Why Diets Don’t Work

Have you tried every single diet plan in the book and failed? Maybe you never stuck with it, or maybe you did lose weight, but then you gained it all back (plus more). When it comes to diets, the odds are stacked against us. So what’s the answer? Certainly the answer is not to give up altogether. Today I am going to share the top reasons diets fail, and some tips to find a diet plan that will work for you.
The mindset around dieting is perhaps the number one reason most diets fail. For most people, the word ‘diet’ implies that it’s a plan you’re going to go on for a set amount of time, and then be done with once you’ve lost the weight. Instead of thinking of a ‘diet’ as something that you go on, think about having a diet. Simply put, your diet is the way you eat consistently for the long term. And, your diet will change at different stages of life.
Along with the mindset of short-term diets, many people go into an eating plan with drudgery. They plan a ‘last supper’ event the night before the diet is going to start because they know their freedom to enjoy food will end once the diet starts. When improving your diet, pick a plan that includes food that you enjoy. Food is for fuel, and for pleasure. If you are worried about not being able to eat as much as you have in the past, be grateful. The food you eat and enjoy will give you energy, not weigh you down and make you feel bloated and overfull.

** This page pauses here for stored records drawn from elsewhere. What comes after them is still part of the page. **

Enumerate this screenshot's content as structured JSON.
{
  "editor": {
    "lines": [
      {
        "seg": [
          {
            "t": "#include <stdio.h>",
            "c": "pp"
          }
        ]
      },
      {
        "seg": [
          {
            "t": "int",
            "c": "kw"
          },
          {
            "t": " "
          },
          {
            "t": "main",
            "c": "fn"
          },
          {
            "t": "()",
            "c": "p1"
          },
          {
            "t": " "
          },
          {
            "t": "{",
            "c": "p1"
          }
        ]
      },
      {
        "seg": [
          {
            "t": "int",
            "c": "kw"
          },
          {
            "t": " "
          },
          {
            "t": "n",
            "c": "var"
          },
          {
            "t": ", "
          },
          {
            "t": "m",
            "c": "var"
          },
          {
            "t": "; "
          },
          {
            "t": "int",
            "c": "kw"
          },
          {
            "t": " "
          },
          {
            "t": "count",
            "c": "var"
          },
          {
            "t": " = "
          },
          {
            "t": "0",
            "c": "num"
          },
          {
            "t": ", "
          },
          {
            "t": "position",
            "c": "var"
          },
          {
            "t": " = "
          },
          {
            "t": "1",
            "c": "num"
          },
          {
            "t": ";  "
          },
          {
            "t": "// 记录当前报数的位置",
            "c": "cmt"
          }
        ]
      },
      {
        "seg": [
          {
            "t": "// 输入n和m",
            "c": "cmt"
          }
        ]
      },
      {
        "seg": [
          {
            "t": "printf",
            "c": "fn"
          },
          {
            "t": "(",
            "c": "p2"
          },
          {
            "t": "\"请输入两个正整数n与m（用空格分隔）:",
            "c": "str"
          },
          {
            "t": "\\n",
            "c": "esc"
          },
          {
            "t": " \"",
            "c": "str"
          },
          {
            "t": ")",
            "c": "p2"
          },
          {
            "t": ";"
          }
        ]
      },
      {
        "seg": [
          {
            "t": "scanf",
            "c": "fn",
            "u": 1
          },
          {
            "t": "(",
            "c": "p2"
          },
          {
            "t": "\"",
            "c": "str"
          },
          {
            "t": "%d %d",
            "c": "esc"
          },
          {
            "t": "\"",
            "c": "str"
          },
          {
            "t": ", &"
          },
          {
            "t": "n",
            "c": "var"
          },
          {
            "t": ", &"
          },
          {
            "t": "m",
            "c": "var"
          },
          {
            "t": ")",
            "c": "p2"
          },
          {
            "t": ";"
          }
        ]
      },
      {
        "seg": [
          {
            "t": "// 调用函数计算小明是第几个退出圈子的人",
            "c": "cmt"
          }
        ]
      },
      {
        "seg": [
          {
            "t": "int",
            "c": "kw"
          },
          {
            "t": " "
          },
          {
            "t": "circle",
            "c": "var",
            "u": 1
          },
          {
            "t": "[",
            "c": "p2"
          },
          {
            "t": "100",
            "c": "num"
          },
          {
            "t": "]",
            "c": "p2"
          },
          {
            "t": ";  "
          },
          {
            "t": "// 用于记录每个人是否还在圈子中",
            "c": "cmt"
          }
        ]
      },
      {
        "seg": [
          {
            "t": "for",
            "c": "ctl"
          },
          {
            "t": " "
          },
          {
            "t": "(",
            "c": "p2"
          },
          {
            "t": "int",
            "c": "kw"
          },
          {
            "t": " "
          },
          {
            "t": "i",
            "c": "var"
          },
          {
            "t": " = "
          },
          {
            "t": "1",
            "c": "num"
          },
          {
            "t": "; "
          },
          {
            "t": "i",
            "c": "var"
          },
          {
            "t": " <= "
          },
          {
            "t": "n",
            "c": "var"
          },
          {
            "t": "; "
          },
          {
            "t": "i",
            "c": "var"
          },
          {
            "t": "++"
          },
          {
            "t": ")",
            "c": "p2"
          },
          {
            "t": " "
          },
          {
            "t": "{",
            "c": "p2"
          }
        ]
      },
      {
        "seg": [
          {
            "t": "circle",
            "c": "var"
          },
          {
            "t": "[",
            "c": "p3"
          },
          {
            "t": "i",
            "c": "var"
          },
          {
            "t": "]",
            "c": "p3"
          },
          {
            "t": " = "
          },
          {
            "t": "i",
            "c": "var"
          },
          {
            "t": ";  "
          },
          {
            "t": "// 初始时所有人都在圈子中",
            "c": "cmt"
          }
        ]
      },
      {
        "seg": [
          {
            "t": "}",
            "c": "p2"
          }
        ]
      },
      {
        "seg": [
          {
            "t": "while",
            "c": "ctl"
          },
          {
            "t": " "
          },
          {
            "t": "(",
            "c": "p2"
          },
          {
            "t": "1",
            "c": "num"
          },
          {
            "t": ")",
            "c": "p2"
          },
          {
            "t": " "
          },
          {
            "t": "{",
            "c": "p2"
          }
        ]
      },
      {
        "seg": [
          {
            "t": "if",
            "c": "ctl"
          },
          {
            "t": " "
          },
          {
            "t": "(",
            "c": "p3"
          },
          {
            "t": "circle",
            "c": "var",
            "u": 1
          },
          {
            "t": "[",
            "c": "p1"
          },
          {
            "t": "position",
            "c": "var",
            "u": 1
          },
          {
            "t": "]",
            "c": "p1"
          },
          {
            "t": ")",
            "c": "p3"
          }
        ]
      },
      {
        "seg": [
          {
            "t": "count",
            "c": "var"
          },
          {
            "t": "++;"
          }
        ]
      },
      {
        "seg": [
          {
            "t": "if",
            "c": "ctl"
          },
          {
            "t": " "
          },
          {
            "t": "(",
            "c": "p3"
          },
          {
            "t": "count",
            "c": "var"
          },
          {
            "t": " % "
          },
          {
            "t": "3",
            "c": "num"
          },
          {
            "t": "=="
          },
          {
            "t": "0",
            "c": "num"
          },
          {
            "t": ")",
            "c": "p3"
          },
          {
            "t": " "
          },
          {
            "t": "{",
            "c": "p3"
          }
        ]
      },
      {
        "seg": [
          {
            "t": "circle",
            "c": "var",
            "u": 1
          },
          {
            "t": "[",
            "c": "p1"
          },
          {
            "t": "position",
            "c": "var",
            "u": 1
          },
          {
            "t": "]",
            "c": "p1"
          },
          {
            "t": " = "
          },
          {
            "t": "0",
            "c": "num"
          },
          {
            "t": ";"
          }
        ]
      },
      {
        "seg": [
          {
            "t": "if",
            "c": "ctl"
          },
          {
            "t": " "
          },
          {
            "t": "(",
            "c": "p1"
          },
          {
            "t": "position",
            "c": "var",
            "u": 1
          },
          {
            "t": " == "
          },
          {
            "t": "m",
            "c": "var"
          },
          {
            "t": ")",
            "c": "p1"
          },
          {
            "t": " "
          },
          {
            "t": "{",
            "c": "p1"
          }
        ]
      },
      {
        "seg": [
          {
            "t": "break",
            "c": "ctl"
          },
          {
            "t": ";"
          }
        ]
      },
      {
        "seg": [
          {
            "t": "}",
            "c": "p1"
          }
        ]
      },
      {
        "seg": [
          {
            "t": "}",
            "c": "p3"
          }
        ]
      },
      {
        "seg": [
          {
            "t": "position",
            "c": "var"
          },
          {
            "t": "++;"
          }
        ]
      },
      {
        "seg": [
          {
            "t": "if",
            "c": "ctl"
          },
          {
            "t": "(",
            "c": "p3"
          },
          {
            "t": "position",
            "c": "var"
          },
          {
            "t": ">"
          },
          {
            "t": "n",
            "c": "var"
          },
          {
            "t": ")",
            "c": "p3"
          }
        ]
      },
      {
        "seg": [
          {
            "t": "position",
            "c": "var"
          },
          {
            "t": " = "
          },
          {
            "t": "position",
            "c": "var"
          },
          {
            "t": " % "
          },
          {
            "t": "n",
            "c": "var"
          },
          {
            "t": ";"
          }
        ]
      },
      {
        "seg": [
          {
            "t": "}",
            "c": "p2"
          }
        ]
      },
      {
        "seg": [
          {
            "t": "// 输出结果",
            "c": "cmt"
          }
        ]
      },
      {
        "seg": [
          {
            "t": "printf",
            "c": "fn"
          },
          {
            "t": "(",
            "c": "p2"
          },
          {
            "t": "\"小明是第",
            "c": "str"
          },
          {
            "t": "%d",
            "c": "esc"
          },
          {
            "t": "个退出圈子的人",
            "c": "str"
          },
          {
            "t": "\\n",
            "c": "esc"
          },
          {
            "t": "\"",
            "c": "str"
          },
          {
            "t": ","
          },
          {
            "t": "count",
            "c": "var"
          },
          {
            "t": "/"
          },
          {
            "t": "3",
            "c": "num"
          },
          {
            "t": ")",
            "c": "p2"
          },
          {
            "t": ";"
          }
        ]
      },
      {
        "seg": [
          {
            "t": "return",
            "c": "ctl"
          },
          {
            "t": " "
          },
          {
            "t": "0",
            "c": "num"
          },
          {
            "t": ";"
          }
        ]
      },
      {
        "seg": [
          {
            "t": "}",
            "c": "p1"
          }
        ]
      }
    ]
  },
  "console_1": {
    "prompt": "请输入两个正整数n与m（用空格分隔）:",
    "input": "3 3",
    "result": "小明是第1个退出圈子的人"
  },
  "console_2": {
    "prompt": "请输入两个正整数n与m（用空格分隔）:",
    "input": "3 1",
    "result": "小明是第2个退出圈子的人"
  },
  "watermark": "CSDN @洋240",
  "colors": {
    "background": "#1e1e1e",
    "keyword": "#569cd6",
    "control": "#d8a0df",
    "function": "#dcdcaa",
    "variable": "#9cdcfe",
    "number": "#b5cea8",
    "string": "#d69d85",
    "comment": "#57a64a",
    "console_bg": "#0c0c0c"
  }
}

Many diet plans also fail because of the extreme restrictions it places on eating ‘eat this, don’t eat that!’ Some plans emphasize ‘fake foods’, with the goal of being able to consume as much food as you can instead of the intent of nourishing your body. Think fat-free and chemical-sweetened alternatives. Many diet plans also make you reliant on shakes, bars and pre-packaged meals, making it difficult to eat in the real world.
Finally, most diet plans fail because they only emphasize the ‘what to eat’, and forget about the ‘why to eat’ and ‘how to eat’. In my opinion, the ‘what to eat’ is relatively simple. The ‘why and how’ is much more complex. If everyone ate only when they were hungry, and stopped when they were physically satiated, most people would easily maintain a healthy body weight. So which plan should you choose? Ultimately, there’s no ‘one size fits all’ approach. It’s okay to experiment with a plan, and see how it works for you. Do you like the food? Is the food healthful and nourishing? Is the plan, or a slight modification of it, something you can see yourself doing for the long term? Do you have a support system in place to help you with the why and the how to eat?